No. Apples are grown from grafting and not seeds so GMO is not something that typically done with apples.
Are your apples grown organically?
We grow our apples sustainably, but we are not organic. We use the integrated pest management system (IPM) here at the orchard to care for our plants and trees.
The Indiana Department of Environmental Management defines IPM as: “a system that focuses on reducing pests by using a series of pest management techniques that are safe for the environment and children and use both non-chemical and chemical methods.” In following IPM practices, we use a combination of biological, chemical, behavioral, cultural, and genetic factors to control pests in the orchard. In using IPM, spraying is not our only method of eliminating bugs and other pests. Instead we use things like sampling plant nutrition, planting more disease resistant varieties, using natural predictors to control pests, and others to control pests. A great deal of research has been done by Purdue University and other universities in the country to develop safe, good growing practices that can bring a balance to controlling pests through chemicals and other methods.

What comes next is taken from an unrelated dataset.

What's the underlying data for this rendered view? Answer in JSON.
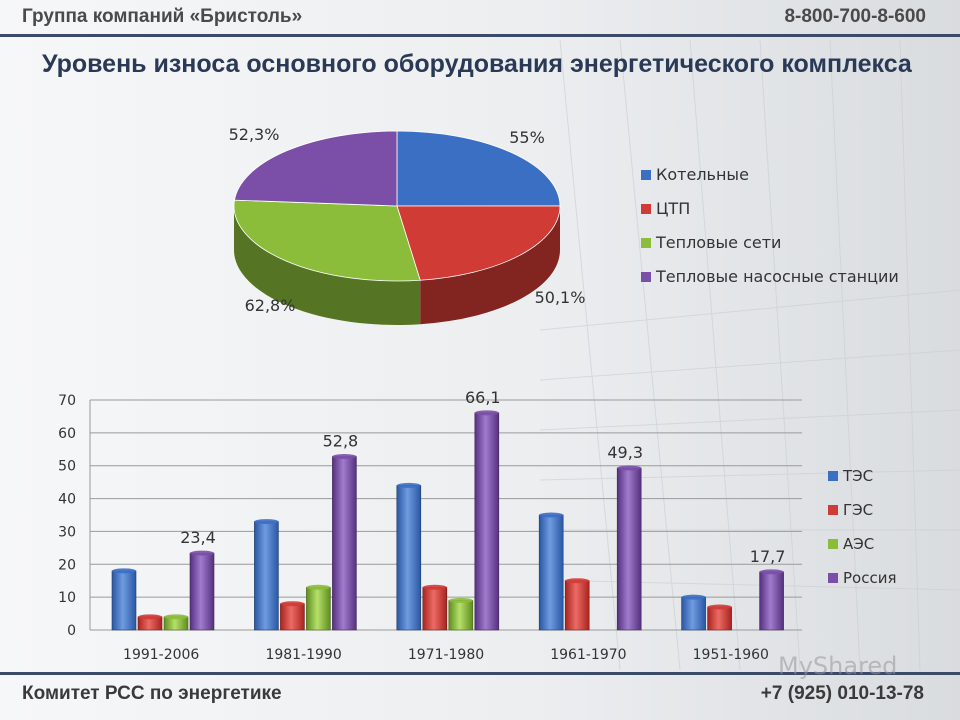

The term Organic refers to growing produce without the use of genetically modified organisms or synthetic pesticides. There are three main reasons why we do not o grow our apples to be labeled organic. Here are the three:
Location: The warm, wet weather conditions with frequent rains during our growing season here in the Midwest are ideal for growing crops; however, they are also ideal for the growth of insects, diseases, and weeds. Because of our Indiana climate, growing saleable quality organic apples in a large setting is almost impossible. There are also some very dangerous fungi and bacteria such as fire blight that can affect and often kill the trees. Organically grown apples in the grocery store most often come from dry aired climates where disease and insects are much less and trees are often watered through irrigation. They are often shipped long distances loosing some of their nutritional value.
At Tuttle’s we work within our Indiana climate to use sustainable, healthy growing practices. Our trees are sprayed with carefully tested, approved fungicides and insecticides several times over the growing season. However, we do our best to reduce our use of chemicals as much as possible and spray only when necessary…especially since they are very expensive. It is important to recognize that organic apples are also sprayed with copper or lime sulfur to protect the trees and apples. Many of the pesticides we use are a synthetic form of copper.

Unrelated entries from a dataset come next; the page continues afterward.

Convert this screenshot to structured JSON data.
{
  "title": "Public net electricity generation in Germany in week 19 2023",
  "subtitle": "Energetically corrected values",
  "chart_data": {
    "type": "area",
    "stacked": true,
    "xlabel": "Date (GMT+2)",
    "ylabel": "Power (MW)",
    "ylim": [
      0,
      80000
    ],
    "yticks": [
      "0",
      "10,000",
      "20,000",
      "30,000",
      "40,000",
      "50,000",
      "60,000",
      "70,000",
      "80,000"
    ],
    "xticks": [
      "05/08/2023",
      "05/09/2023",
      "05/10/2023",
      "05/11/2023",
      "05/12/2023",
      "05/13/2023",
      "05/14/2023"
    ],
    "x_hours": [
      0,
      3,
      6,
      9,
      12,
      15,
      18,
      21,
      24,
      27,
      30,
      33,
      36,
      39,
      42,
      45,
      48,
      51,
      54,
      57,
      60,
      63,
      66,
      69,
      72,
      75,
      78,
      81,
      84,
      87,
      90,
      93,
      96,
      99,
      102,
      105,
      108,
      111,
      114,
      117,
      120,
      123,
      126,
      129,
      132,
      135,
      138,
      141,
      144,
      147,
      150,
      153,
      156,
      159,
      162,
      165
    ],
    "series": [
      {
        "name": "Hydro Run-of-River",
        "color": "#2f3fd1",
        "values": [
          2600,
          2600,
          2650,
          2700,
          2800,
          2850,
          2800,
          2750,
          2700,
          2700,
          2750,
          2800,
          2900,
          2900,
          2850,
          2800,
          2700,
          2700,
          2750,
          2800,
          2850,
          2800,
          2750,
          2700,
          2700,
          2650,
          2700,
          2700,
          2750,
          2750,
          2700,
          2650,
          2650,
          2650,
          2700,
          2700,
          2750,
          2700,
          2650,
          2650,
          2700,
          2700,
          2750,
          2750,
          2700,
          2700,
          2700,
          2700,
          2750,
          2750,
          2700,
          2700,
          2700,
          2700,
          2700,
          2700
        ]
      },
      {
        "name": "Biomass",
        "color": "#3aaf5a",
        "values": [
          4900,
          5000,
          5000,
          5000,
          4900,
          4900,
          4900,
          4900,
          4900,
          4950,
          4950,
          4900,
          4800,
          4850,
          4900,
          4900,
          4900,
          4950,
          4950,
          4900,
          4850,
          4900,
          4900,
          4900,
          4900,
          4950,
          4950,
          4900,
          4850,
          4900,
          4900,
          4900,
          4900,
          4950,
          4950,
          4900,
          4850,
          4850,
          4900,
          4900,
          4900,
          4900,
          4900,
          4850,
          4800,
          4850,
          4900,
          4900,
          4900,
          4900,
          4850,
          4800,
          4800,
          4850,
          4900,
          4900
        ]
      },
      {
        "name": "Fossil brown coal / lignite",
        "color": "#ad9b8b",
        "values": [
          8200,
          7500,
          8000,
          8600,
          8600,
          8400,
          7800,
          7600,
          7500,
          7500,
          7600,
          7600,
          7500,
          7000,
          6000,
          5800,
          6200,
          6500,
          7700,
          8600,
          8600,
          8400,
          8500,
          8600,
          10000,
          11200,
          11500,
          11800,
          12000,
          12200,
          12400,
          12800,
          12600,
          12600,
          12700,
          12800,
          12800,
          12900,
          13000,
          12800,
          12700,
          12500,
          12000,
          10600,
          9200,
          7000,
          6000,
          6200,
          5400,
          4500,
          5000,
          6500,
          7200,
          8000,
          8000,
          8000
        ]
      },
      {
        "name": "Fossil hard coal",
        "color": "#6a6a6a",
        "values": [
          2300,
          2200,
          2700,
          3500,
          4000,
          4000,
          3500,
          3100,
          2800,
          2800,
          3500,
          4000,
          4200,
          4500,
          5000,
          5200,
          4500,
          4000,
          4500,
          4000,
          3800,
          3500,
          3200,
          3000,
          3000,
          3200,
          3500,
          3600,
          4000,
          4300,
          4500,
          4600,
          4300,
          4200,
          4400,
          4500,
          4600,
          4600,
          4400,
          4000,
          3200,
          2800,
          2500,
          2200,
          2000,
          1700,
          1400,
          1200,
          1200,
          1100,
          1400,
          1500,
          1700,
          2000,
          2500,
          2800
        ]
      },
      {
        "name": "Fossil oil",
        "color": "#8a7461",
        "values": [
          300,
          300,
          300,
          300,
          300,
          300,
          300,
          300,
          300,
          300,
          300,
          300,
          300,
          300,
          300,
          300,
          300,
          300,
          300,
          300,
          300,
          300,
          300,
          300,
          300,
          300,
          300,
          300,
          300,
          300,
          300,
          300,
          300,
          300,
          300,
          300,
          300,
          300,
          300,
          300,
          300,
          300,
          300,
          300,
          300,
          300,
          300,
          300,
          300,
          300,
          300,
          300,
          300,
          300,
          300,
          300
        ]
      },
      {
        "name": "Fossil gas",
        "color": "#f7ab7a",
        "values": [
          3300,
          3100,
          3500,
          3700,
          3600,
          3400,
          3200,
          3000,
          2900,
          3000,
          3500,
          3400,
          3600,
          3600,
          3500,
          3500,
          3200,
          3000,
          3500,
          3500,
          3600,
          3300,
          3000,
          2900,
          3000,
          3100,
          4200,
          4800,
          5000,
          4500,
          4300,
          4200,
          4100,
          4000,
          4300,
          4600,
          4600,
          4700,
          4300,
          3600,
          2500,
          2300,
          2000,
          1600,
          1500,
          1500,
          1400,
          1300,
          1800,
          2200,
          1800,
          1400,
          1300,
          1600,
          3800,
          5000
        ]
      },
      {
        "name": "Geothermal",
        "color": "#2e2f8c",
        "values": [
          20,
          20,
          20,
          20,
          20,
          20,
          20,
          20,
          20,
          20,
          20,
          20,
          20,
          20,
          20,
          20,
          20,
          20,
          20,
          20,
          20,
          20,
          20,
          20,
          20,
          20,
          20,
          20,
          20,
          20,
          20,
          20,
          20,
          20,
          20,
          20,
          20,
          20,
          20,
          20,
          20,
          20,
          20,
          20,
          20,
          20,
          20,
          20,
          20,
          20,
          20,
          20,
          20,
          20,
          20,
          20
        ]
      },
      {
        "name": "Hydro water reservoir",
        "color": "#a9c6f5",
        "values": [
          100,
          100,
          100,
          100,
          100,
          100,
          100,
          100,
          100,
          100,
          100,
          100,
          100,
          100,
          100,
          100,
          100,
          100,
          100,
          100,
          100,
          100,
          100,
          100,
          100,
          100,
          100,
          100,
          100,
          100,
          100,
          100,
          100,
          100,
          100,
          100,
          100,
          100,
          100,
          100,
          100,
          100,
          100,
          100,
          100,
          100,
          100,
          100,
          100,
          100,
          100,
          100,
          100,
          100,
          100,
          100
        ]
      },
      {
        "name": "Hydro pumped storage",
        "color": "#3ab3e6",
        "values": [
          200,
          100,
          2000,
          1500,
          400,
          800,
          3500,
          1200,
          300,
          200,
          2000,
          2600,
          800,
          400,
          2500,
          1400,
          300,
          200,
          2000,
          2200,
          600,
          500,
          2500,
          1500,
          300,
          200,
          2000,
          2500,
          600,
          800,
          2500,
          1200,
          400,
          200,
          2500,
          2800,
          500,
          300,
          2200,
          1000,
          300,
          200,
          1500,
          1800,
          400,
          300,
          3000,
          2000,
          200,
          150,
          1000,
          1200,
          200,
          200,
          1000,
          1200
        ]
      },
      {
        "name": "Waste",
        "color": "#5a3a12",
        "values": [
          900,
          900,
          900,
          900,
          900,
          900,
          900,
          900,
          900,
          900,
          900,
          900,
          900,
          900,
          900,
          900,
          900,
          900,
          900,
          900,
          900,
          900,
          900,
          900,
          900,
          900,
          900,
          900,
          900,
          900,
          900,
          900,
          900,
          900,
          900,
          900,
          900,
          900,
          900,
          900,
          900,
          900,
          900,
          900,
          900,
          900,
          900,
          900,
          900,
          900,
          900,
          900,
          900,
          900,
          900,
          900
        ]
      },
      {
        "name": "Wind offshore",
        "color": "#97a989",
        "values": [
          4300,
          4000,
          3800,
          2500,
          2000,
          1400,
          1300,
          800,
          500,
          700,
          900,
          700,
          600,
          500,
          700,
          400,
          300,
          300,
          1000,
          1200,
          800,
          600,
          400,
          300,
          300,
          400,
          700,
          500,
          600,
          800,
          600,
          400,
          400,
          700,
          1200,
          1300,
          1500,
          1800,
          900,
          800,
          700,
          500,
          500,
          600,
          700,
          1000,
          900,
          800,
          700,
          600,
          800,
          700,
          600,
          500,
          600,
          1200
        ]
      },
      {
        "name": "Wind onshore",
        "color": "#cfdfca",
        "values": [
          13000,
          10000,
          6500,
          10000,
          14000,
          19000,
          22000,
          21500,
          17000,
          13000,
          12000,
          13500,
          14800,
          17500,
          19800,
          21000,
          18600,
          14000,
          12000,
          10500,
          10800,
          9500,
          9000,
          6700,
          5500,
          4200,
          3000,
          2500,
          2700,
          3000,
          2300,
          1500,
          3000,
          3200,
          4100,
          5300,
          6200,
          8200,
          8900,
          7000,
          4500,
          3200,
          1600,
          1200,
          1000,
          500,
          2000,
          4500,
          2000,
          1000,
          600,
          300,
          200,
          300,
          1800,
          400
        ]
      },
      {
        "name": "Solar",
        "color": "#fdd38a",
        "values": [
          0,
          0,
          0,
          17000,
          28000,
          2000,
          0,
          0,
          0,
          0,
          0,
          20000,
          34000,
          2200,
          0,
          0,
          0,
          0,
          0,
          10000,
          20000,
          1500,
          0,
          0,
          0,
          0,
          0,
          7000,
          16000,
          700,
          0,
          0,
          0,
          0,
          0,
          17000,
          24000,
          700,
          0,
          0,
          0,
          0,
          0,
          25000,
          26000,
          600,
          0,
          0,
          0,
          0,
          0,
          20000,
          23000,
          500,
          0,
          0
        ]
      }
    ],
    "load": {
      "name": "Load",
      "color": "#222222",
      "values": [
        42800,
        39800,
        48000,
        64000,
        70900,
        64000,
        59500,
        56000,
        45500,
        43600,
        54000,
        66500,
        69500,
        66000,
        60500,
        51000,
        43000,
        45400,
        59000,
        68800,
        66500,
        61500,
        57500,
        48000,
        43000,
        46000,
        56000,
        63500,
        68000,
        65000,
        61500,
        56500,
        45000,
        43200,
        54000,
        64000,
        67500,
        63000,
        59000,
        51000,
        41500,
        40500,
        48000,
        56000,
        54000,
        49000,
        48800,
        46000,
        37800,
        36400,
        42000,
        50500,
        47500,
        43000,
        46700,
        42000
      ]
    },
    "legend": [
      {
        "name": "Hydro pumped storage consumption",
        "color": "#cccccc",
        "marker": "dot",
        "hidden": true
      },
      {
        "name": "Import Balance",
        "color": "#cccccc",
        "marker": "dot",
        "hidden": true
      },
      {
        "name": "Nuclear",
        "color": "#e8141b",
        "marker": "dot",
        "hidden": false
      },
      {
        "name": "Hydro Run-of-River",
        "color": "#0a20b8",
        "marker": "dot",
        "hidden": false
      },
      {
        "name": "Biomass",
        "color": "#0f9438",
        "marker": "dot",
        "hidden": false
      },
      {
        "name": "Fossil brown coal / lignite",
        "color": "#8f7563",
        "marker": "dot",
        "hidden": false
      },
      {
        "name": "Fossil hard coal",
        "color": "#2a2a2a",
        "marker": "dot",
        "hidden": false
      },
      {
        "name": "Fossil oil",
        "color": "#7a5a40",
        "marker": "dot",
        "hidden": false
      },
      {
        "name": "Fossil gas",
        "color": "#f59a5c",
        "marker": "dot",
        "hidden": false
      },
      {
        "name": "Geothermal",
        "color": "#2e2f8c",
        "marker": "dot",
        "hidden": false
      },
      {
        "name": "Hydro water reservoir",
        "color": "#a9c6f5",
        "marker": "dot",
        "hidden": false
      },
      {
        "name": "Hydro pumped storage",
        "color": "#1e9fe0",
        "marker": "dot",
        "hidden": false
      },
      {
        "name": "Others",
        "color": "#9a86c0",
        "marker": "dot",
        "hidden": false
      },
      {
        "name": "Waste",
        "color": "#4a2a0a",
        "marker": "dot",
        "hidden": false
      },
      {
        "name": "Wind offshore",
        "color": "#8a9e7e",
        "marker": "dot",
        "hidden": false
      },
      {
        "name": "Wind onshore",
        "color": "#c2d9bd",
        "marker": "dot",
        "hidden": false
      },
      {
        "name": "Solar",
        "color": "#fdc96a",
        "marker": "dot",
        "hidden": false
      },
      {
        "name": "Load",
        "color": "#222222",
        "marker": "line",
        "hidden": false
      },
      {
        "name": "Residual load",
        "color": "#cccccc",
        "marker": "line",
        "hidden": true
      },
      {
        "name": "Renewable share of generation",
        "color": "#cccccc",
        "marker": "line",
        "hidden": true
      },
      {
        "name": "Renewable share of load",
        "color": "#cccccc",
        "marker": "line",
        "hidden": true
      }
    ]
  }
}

Quantity: Here at the orchard, we have about thirty acres of apple trees…that’s exactly 4303 trees. It can take a lot of time to care for each tree. In the world of growing organic apples, there are practices that may be practical to apply in your backyard garden which are not possible when you have over 4000 trees. For example, some pests can be trapped or manually removed from the tree to prevent them from damaging the fruit. However, it’s just not practical for us to pull bugs off trees all day long. Instead, we use an integrated pest management system which is a combination of cultural, mechanical, biological, and chemical controls to keep pests at bay. For example, to control the red spider mites that like to attack the trees and suck juices from the leaves, we find that they have many natural predators like ladybugs, lacewings, and other mites. We also try to use chemicals that don’t kill these natural predators, but encourage them to kill the harmful mites. All of our apples are safe to eat right from the tree. Any chemicals that are used have been applied early in the season and have broken down to a safe level prescribed by the manufacturer before you pick them in the fall.
Quality: Apples grown organically on a large scale in Indiana tend to have a very poor quality. They might be suitable for processing, but would not be apples you would want to purchase for eating. Here at Tuttle’s our goal is to grow high quality apples that families can enjoying picking and eating right from the tree, and we think we’ve succeeded. We follow all government regulations and suggested practices to ensure that when you’re enjoying that fresh picked apple you are eating a healthy, safe fall treat.